The Book of Forks
Rob Davis’s The Book of Forks is the brilliant and bizarre final volume of a graphic novel trilogy.
Castro is writing The Book of Forks, which he hopes will explain to the masses the strange origins and mechanics of his world. He’s trapped in a prison called the Power Station, and his friends Vera and Scarper mount a long, dangerous campaign to find and free him.
This adventure occurs against an eccentric, bursting-at-the-seams imaginative backdrop. The plot elements, characters, and concepts are worth pausing to appreciate, as is the original art. “Immortals” are depicted as bears and whales with human baby faces. Skies rain knives, and libraries are destroyed to make forests. “Post-men” working out of post offices deliver people from one death state to another, and parents are can openers, or boats, or birds. It’s a surreal, extended dream come to life on paper.

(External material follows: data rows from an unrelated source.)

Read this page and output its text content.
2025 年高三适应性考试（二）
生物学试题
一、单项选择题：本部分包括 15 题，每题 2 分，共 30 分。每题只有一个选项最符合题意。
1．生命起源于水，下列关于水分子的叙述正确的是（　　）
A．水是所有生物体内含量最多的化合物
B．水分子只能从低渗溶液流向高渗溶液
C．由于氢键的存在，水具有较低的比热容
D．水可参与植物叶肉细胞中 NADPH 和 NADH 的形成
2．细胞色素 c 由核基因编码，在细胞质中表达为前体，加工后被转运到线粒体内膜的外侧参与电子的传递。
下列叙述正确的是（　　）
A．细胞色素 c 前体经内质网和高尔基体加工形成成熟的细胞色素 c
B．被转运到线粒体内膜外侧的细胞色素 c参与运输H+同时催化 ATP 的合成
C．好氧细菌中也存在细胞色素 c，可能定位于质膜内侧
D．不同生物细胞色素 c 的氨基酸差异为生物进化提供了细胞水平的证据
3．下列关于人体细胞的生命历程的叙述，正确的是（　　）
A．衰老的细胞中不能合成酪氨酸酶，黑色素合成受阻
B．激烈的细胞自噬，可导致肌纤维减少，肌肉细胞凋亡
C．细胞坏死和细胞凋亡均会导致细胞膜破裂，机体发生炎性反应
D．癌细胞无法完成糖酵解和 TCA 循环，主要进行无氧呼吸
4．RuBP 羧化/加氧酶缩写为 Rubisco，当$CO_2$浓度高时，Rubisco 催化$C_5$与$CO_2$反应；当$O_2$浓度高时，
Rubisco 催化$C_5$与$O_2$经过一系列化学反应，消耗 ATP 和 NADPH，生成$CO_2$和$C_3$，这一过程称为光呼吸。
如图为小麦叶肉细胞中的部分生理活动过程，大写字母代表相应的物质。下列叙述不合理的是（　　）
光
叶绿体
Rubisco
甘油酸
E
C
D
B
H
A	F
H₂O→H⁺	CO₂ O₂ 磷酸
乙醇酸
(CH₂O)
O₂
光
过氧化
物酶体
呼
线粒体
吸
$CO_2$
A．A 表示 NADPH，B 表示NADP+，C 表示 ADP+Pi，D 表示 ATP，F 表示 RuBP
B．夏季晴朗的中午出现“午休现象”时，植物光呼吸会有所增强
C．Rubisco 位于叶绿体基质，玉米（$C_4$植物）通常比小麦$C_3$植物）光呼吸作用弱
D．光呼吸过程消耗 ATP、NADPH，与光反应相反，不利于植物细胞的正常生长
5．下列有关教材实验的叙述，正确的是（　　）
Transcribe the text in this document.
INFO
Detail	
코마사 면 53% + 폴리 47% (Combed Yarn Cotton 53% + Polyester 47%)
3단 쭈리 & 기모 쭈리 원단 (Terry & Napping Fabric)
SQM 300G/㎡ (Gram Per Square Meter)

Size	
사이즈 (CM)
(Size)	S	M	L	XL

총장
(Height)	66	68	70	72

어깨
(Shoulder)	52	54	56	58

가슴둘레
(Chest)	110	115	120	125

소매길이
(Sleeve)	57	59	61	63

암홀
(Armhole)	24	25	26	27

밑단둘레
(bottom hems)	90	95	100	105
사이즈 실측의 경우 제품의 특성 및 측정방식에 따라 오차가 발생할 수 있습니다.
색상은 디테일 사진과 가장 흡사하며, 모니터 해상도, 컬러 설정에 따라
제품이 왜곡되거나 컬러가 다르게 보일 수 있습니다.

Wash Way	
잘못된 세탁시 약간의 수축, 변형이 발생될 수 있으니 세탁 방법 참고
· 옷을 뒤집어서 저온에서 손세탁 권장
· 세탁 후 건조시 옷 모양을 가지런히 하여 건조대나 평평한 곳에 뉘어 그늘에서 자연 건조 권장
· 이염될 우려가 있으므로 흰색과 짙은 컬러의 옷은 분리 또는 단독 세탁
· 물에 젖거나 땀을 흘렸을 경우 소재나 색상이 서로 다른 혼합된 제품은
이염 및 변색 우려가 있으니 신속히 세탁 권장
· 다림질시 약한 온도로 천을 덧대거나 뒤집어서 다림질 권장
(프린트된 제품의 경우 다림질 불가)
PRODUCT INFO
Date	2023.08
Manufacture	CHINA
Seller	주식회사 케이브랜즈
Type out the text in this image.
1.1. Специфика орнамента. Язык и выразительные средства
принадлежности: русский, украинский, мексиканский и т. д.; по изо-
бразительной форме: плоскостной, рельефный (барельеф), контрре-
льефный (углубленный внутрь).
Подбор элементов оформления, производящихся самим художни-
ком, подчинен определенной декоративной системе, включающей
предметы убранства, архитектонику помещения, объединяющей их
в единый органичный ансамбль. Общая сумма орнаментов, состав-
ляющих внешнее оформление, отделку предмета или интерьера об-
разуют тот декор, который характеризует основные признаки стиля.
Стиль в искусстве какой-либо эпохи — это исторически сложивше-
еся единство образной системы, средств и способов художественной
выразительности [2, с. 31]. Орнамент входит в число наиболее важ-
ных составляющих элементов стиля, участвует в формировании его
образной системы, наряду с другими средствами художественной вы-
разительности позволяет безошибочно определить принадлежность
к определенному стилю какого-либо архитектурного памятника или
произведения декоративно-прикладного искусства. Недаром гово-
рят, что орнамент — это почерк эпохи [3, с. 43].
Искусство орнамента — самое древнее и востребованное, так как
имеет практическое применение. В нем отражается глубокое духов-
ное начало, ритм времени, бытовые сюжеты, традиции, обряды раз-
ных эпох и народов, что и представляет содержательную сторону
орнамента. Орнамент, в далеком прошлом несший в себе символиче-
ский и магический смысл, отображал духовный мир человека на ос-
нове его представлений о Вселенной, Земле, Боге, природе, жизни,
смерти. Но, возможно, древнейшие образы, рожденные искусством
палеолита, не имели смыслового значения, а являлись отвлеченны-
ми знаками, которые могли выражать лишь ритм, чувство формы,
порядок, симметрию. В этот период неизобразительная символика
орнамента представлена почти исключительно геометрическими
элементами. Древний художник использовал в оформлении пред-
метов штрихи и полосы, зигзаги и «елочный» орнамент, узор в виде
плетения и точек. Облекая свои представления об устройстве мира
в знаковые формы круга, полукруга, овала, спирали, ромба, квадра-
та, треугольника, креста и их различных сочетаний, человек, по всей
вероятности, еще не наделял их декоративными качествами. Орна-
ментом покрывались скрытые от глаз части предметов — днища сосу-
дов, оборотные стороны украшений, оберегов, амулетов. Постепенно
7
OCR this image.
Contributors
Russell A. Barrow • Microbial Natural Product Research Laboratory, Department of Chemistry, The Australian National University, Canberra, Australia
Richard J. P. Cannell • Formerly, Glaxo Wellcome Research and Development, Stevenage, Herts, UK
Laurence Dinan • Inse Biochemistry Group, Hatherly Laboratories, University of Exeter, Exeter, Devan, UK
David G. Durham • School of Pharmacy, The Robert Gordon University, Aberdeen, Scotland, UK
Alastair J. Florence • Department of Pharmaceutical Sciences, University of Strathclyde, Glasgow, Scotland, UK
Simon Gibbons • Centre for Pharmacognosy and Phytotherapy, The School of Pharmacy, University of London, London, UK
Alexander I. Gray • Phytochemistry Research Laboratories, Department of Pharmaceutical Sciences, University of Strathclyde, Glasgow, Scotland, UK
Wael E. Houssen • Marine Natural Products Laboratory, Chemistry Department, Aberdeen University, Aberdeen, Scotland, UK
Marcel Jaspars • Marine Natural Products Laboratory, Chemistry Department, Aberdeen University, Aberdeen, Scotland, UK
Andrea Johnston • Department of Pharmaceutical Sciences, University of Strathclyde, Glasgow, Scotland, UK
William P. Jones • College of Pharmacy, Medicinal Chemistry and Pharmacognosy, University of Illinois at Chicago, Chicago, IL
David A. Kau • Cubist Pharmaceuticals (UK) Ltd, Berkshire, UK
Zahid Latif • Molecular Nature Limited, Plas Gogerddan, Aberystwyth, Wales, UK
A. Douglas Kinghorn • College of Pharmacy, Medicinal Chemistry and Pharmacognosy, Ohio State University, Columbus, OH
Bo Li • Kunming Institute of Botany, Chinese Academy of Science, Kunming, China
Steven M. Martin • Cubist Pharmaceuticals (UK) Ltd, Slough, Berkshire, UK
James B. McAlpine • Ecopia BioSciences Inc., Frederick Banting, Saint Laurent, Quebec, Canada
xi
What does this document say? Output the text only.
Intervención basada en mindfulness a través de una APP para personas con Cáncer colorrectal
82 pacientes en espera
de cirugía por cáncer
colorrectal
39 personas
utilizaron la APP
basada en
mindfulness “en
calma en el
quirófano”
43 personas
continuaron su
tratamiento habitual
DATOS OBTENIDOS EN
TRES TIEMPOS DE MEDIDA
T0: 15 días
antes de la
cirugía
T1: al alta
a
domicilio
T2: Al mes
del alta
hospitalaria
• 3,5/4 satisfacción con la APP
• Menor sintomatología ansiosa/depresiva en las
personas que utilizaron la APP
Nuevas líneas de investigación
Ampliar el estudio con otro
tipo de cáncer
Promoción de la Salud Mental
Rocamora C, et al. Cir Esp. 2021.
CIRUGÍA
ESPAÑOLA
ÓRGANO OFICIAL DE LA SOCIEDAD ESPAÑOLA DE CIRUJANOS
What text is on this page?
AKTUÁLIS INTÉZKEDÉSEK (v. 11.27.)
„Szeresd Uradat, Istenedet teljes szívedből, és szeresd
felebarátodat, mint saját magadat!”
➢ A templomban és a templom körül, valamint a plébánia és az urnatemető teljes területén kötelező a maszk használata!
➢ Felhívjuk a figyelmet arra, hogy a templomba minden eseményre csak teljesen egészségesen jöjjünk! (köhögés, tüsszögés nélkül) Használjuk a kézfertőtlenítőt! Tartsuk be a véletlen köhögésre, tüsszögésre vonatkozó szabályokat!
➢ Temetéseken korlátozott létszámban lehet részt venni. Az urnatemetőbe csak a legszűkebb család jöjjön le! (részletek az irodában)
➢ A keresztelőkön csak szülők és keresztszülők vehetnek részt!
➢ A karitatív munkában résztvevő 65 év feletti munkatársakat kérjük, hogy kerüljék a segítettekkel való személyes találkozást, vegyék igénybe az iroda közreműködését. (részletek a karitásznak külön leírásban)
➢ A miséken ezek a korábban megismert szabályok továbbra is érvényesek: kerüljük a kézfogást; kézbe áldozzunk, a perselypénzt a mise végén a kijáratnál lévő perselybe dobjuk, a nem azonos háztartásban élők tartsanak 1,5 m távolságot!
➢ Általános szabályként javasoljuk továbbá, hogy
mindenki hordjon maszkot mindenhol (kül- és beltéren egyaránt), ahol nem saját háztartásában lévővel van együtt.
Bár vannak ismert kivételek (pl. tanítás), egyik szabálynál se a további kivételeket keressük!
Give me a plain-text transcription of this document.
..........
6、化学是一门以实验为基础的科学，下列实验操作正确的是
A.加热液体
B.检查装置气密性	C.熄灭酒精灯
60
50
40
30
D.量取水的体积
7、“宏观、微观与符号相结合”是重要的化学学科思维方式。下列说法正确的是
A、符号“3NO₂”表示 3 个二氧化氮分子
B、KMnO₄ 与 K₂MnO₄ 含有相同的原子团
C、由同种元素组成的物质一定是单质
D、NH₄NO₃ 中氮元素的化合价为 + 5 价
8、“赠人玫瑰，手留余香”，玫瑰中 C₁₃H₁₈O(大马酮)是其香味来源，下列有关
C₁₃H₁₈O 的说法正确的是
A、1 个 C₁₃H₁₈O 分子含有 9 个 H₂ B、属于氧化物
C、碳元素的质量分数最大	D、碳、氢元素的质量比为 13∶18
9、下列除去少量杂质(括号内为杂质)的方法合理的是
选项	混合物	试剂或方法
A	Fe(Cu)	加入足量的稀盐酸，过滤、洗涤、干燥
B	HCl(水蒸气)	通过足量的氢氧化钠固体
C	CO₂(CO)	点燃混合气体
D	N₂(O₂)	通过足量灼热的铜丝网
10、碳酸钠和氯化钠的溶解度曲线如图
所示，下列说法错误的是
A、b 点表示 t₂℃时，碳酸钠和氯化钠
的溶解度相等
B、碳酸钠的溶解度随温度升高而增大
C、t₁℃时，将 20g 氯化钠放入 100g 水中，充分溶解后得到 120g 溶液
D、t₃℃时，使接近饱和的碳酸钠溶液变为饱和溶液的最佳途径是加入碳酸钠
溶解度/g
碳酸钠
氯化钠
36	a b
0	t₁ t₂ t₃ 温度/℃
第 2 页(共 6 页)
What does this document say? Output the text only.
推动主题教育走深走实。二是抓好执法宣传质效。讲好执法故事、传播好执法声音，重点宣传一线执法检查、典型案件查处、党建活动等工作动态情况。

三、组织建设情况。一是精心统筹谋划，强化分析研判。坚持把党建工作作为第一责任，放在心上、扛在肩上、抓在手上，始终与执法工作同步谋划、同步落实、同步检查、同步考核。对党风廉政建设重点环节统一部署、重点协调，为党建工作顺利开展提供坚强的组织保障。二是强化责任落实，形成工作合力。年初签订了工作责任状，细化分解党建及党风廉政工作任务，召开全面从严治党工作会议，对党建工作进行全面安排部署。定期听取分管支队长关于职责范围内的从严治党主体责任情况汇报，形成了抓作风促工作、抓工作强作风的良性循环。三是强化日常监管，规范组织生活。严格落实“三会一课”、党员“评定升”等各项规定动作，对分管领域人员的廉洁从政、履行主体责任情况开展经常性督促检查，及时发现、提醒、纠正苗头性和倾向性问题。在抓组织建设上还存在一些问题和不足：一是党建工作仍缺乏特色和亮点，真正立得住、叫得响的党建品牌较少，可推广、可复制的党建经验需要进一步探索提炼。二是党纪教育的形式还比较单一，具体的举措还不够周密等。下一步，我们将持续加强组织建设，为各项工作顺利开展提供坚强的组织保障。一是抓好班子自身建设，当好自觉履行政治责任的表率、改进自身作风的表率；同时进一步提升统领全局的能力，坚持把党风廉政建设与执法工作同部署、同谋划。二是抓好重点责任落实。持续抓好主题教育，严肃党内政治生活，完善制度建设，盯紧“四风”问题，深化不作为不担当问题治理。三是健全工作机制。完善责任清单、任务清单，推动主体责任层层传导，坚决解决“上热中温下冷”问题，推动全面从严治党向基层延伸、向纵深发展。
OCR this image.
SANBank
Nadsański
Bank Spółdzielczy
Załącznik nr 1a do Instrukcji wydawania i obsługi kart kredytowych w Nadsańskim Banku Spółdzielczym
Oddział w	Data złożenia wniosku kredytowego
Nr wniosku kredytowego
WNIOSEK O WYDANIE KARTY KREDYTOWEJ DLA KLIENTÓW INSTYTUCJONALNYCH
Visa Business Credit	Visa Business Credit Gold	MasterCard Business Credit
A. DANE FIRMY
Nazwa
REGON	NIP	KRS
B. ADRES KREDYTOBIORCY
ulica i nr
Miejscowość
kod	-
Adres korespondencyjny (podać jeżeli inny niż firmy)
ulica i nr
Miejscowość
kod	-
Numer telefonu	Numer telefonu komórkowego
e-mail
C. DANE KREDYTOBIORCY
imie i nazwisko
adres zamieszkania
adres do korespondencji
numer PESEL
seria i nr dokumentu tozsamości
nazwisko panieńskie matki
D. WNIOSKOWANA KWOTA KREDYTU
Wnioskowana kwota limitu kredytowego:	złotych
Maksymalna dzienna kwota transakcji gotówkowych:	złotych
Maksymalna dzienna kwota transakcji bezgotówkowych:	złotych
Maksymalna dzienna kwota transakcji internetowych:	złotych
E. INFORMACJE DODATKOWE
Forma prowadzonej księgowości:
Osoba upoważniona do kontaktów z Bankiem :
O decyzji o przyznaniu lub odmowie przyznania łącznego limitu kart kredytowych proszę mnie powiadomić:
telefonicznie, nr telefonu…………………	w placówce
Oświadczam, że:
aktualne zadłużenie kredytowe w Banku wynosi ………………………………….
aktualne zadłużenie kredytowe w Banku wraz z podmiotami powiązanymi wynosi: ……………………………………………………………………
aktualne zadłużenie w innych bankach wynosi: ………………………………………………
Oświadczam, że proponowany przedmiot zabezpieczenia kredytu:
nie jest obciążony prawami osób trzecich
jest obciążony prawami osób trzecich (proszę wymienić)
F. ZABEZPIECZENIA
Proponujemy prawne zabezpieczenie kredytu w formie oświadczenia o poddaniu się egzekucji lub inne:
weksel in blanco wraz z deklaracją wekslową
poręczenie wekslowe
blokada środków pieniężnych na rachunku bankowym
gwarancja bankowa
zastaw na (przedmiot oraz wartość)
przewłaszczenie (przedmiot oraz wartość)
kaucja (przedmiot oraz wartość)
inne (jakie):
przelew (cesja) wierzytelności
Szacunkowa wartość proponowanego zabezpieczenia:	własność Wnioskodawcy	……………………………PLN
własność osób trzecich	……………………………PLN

The panel work is excellent, as are the full-page excerpts from Castro’s book that are scattered throughout. These excerpts include intricate diagrams, deep history and backstory, and an invented mythology that links the disparate pieces together. A sense of humor inhabits the text; although it deals with grand ideas whose interpretation could launch hours of further analysis and discussion, its delivery is always enjoyable.
The book’s inventiveness makes every page a thrill. Grounded in universal themes like the search for truth and the value of friendship, The Book of Forks is a tour-de-force, illustrating the vast potential of its format.